O sentido do Novo Testamento é sempre o de redenção. No que diz respeito ao casamento, não é diferente. Todas as instruções que lá encontramos, podem até parecer-nos antiquadas e desajustadas, mas existem três elementos que devemos ter presentes: 

1) Para o contexto em que foram escritas, já são grandemente revolucionárias, na medida em que elevam a mulher acima do que a sociedade de então lhe impunha; 

2) O tempo e a cultura em que foram escritas, ainda assim, condicionam a forma como foram redigidas e, como é natural, a sua própria linguagem;

3) O trabalho de interpretação, que é necessário antes da aplicação, tem que levar sempre em linha de conta o contexto de escrita. 

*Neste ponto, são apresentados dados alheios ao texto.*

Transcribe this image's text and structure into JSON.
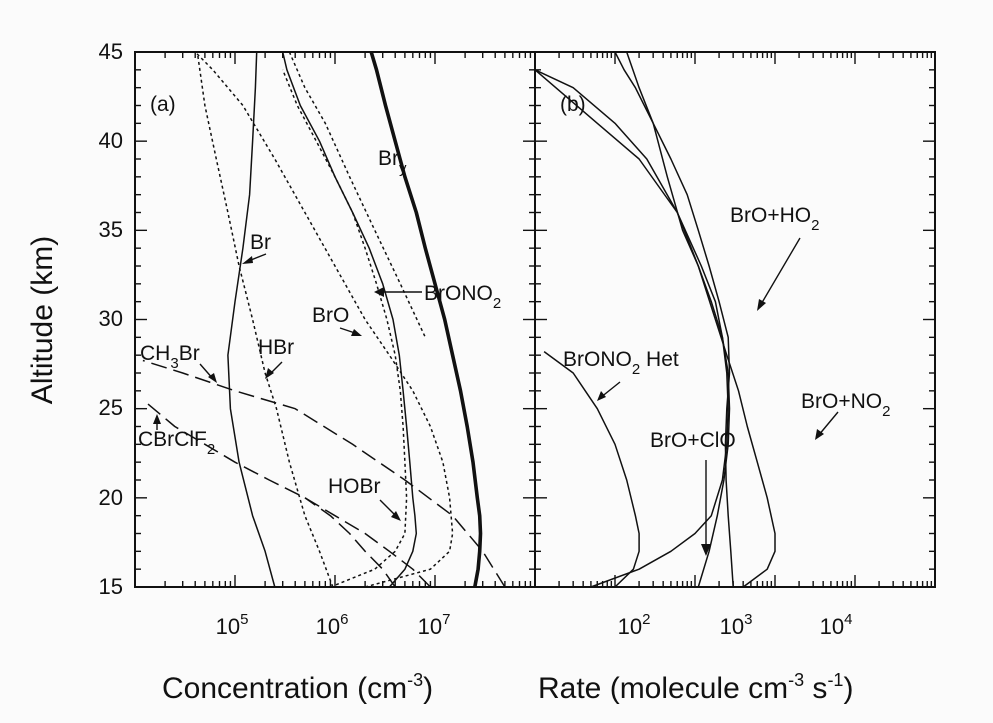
{
  "chart_data": [
    {
      "type": "line",
      "panel_label": "(a)",
      "xscale": "log",
      "xlim": [
        10000,
        100000000
      ],
      "ylim": [
        15,
        45
      ],
      "ylabel": "Altitude (km)",
      "xlabel": "Concentration (cm-3)",
      "xlabel_parts": {
        "main": "Concentration  (cm",
        "sup": "-3",
        "tail": ")"
      },
      "yticks": [
        "15",
        "20",
        "25",
        "30",
        "35",
        "40",
        "45"
      ],
      "xticks": [
        {
          "base": "10",
          "exp": "5"
        },
        {
          "base": "10",
          "exp": "6"
        },
        {
          "base": "10",
          "exp": "7"
        }
      ],
      "series": [
        {
          "name": "Bry",
          "style": "thick",
          "points": [
            [
              25000000,
              15
            ],
            [
              27000000,
              16
            ],
            [
              28000000,
              17
            ],
            [
              28500000,
              18
            ],
            [
              28000000,
              19
            ],
            [
              26500000,
              20
            ],
            [
              24000000,
              22
            ],
            [
              21000000,
              24
            ],
            [
              18000000,
              26
            ],
            [
              15000000,
              28
            ],
            [
              12500000,
              30
            ],
            [
              10000000,
              32
            ],
            [
              8000000,
              34
            ],
            [
              6500000,
              36
            ],
            [
              5000000,
              38
            ],
            [
              4000000,
              40
            ],
            [
              3200000,
              42
            ],
            [
              2600000,
              44
            ],
            [
              2300000,
              45
            ]
          ]
        },
        {
          "name": "BrONO2",
          "style": "solid",
          "points": [
            [
              3500000,
              15
            ],
            [
              5000000,
              16
            ],
            [
              6000000,
              17
            ],
            [
              6500000,
              18
            ],
            [
              6300000,
              19
            ],
            [
              6000000,
              20
            ],
            [
              5600000,
              22
            ],
            [
              5200000,
              24
            ],
            [
              4800000,
              26
            ],
            [
              4400000,
              28
            ],
            [
              3800000,
              30
            ],
            [
              3000000,
              32
            ],
            [
              2200000,
              34
            ],
            [
              1500000,
              36
            ],
            [
              1000000,
              38
            ],
            [
              700000,
              40
            ],
            [
              450000,
              42
            ],
            [
              330000,
              44
            ],
            [
              300000,
              45
            ]
          ]
        },
        {
          "name": "BrO",
          "style": "dotted",
          "points": [
            [
              900000,
              15
            ],
            [
              2500000,
              16
            ],
            [
              4000000,
              17
            ],
            [
              5000000,
              18
            ],
            [
              5200000,
              20
            ],
            [
              5000000,
              22
            ],
            [
              4800000,
              24
            ],
            [
              4500000,
              26
            ],
            [
              4000000,
              28
            ],
            [
              3300000,
              30
            ],
            [
              2600000,
              32
            ],
            [
              2000000,
              34
            ],
            [
              1500000,
              36
            ],
            [
              1000000,
              38
            ],
            [
              650000,
              40
            ],
            [
              420000,
              42
            ],
            [
              300000,
              44
            ]
          ]
        },
        {
          "name": "Br",
          "style": "solid",
          "points": [
            [
              250000,
              15
            ],
            [
              200000,
              17
            ],
            [
              150000,
              19
            ],
            [
              110000,
              22
            ],
            [
              90000,
              25
            ],
            [
              85000,
              28
            ],
            [
              100000,
              31
            ],
            [
              120000,
              34
            ],
            [
              140000,
              37
            ],
            [
              150000,
              40
            ],
            [
              160000,
              43
            ],
            [
              165000,
              45
            ]
          ]
        },
        {
          "name": "HBr",
          "style": "dotted",
          "points": [
            [
              950000,
              15
            ],
            [
              700000,
              17
            ],
            [
              500000,
              19
            ],
            [
              350000,
              22
            ],
            [
              260000,
              25
            ],
            [
              200000,
              27
            ],
            [
              150000,
              30
            ],
            [
              110000,
              33
            ],
            [
              85000,
              36
            ],
            [
              65000,
              39
            ],
            [
              50000,
              42
            ],
            [
              42000,
              45
            ]
          ]
        },
        {
          "name": "HOBr",
          "style": "dotted",
          "points": [
            [
              2000000,
              15
            ],
            [
              9000000,
              16
            ],
            [
              14000000,
              17
            ],
            [
              15000000,
              18
            ],
            [
              14000000,
              20
            ],
            [
              12000000,
              22
            ],
            [
              9000000,
              24
            ],
            [
              6000000,
              26
            ],
            [
              3500000,
              28
            ],
            [
              2000000,
              30
            ],
            [
              1000000,
              33
            ],
            [
              500000,
              36
            ],
            [
              250000,
              39
            ],
            [
              120000,
              42
            ],
            [
              60000,
              44
            ],
            [
              40000,
              45
            ]
          ]
        },
        {
          "name": "CH3Br",
          "style": "dashed",
          "points": [
            [
              50000000,
              15
            ],
            [
              30000000,
              17
            ],
            [
              15000000,
              19
            ],
            [
              5000000,
              21
            ],
            [
              1500000,
              23
            ],
            [
              400000,
              25
            ],
            [
              100000,
              26
            ],
            [
              30000,
              27
            ],
            [
              12000,
              27.7
            ]
          ]
        },
        {
          "name": "CBrClF2",
          "style": "dashed",
          "points": [
            [
              9000000,
              15
            ],
            [
              6000000,
              16
            ],
            [
              3500000,
              17
            ],
            [
              2000000,
              18
            ],
            [
              1000000,
              19
            ],
            [
              500000,
              20
            ],
            [
              220000,
              21
            ],
            [
              100000,
              22
            ],
            [
              50000,
              23
            ],
            [
              25000,
              24
            ],
            [
              12000,
              25.5
            ]
          ]
        },
        {
          "name": "",
          "style": "dashed",
          "points": [
            [
              4000000,
              15
            ],
            [
              3000000,
              16
            ],
            [
              2000000,
              17
            ],
            [
              1400000,
              18
            ],
            [
              900000,
              19
            ],
            [
              500000,
              20
            ]
          ]
        },
        {
          "name": "",
          "style": "dotted",
          "points": [
            [
              350000,
              45
            ],
            [
              500000,
              43
            ],
            [
              800000,
              41
            ],
            [
              1400000,
              38
            ],
            [
              2500000,
              35
            ],
            [
              4500000,
              32
            ],
            [
              8000000,
              29
            ]
          ]
        }
      ],
      "annotations": [
        {
          "text": "Bry",
          "main": "Br",
          "sub": "y"
        },
        {
          "text": "Br"
        },
        {
          "text": "BrONO2",
          "main": "BrONO",
          "sub": "2"
        },
        {
          "text": "BrO"
        },
        {
          "text": "HBr"
        },
        {
          "text": "CH3Br",
          "main": "CH",
          "sub": "3",
          "tail": "Br"
        },
        {
          "text": "CBrClF2",
          "main": "CBrClF",
          "sub": "2"
        },
        {
          "text": "HOBr"
        }
      ]
    },
    {
      "type": "line",
      "panel_label": "(b)",
      "xscale": "log",
      "xlim": [
        10,
        1000000
      ],
      "ylim": [
        15,
        45
      ],
      "xlabel": "Rate (molecule cm-3 s-1)",
      "xlabel_parts": {
        "main": "Rate  (molecule cm",
        "sup1": "-3",
        "mid": " s",
        "sup2": "-1",
        "tail": ")"
      },
      "xticks": [
        {
          "base": "10",
          "exp": "2"
        },
        {
          "base": "10",
          "exp": "3"
        },
        {
          "base": "10",
          "exp": "4"
        }
      ],
      "series": [
        {
          "name": "BrO+HO2",
          "style": "solid",
          "points": [
            [
              3000,
              15
            ],
            [
              2800,
              17
            ],
            [
              2600,
              19
            ],
            [
              2450,
              21
            ],
            [
              2400,
              23
            ],
            [
              2500,
              25
            ],
            [
              2700,
              27
            ],
            [
              2600,
              29
            ],
            [
              2000,
              31
            ],
            [
              1500,
              33
            ],
            [
              1100,
              35
            ],
            [
              800,
              37
            ],
            [
              500,
              39
            ],
            [
              300,
              41
            ],
            [
              180,
              43
            ],
            [
              130,
              44
            ],
            [
              100,
              45
            ]
          ]
        },
        {
          "name": "BrO+NO2",
          "style": "solid",
          "points": [
            [
              4000,
              15
            ],
            [
              8000,
              16
            ],
            [
              10000,
              17
            ],
            [
              10000,
              18
            ],
            [
              8000,
              20
            ],
            [
              6000,
              22
            ],
            [
              4500,
              24
            ],
            [
              3500,
              26
            ],
            [
              2500,
              28
            ],
            [
              1800,
              30
            ],
            [
              1100,
              33
            ],
            [
              700,
              35
            ],
            [
              450,
              38
            ],
            [
              300,
              41
            ],
            [
              200,
              43
            ],
            [
              140,
              45
            ]
          ]
        },
        {
          "name": "BrO+ClO",
          "style": "solid",
          "points": [
            [
              50,
              15
            ],
            [
              200,
              16
            ],
            [
              500,
              17
            ],
            [
              1000,
              18
            ],
            [
              1600,
              19
            ],
            [
              2200,
              21
            ],
            [
              2500,
              23
            ],
            [
              2600,
              25
            ],
            [
              2500,
              27
            ],
            [
              2200,
              29
            ],
            [
              1800,
              31
            ],
            [
              1200,
              33
            ],
            [
              600,
              36
            ],
            [
              200,
              39
            ],
            [
              60,
              41
            ],
            [
              10,
              44
            ]
          ]
        },
        {
          "name": "BrONO2 Het",
          "style": "solid",
          "points": [
            [
              100,
              15
            ],
            [
              170,
              16
            ],
            [
              200,
              17
            ],
            [
              200,
              18
            ],
            [
              180,
              19
            ],
            [
              140,
              21
            ],
            [
              100,
              23
            ],
            [
              60,
              25
            ],
            [
              30,
              27
            ],
            [
              13,
              28.2
            ]
          ]
        },
        {
          "name": "",
          "style": "solid",
          "points": [
            [
              1100,
              15
            ],
            [
              1500,
              17
            ],
            [
              1900,
              19
            ],
            [
              2300,
              21
            ],
            [
              2600,
              23
            ],
            [
              2700,
              25
            ],
            [
              2600,
              27
            ],
            [
              2200,
              29
            ],
            [
              1600,
              31
            ],
            [
              1100,
              33
            ],
            [
              600,
              36
            ],
            [
              250,
              39
            ],
            [
              100,
              41
            ],
            [
              30,
              43
            ],
            [
              10,
              44
            ]
          ]
        }
      ],
      "annotations": [
        {
          "text": "BrO+HO2",
          "main": "BrO+HO",
          "sub": "2"
        },
        {
          "text": "BrONO2 Het",
          "main": "BrONO",
          "sub": "2",
          "tail": " Het"
        },
        {
          "text": "BrO+NO2",
          "main": "BrO+NO",
          "sub": "2"
        },
        {
          "text": "BrO+ClO"
        }
      ]
    }
  ]
}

No fundo, em relação ao casamento, o Novo Testamento procura redimir o seu conceito original, isto é, um contexto de parceria (mulher é retirada do lado do homem - Génesis 2:21-22), equiparação (ambos à imagem de Deus - Génesis 1:27) e sem relações de domínio (as quais surgem somente depois da Queda - Génesis 3:16). Um dos princípios que o Novo Testamento usa para alimentar esta redenção é o da reciprocidade. A sujeição é mútua, o respeito é mútuo, a honra é mútua, o cuidado é mútuo e por aí adiante. Assim, de acordo com o texto de Pedro, se é certo que as orações do homem não serão ouvidas se ele não honrar a sua esposa, é igualmente certo que as dela também não o serão se ela não o honrar. O princípio eterno é o da reciprocidade, num contexto onde ambos os "vasos", em pé de igualdade, têm vulnerabilidades e fragilidades.

Se o registo bíblico manda o homem proteger, honrar, auxiliar e amparar a sua esposa, então, ao transpormos esta responsabilidade para os tempos atuais, compete ao homem moderno envolver-se na luta pela causa feminina! O homem tem o dever bíblico de travar as batalhas que forem necessárias para garantir que a mulher tem iguais oportunidades em todas as áreas, é tratada com justiça em qualquer lugar, tem acesso a cuidados de saúde específicos, recebe pagamento igual pelas mesmas funções, e por aí adiante. Apesar da distância a que estamos do primeiro século, a sociedade atual ainda vulnerabiliza a mulher e uma das mais importantes dimensões da masculinidade bíblia é o combate à perpetuação de tudo o que inferioriza, diminui e vulnerabiliza a mulher.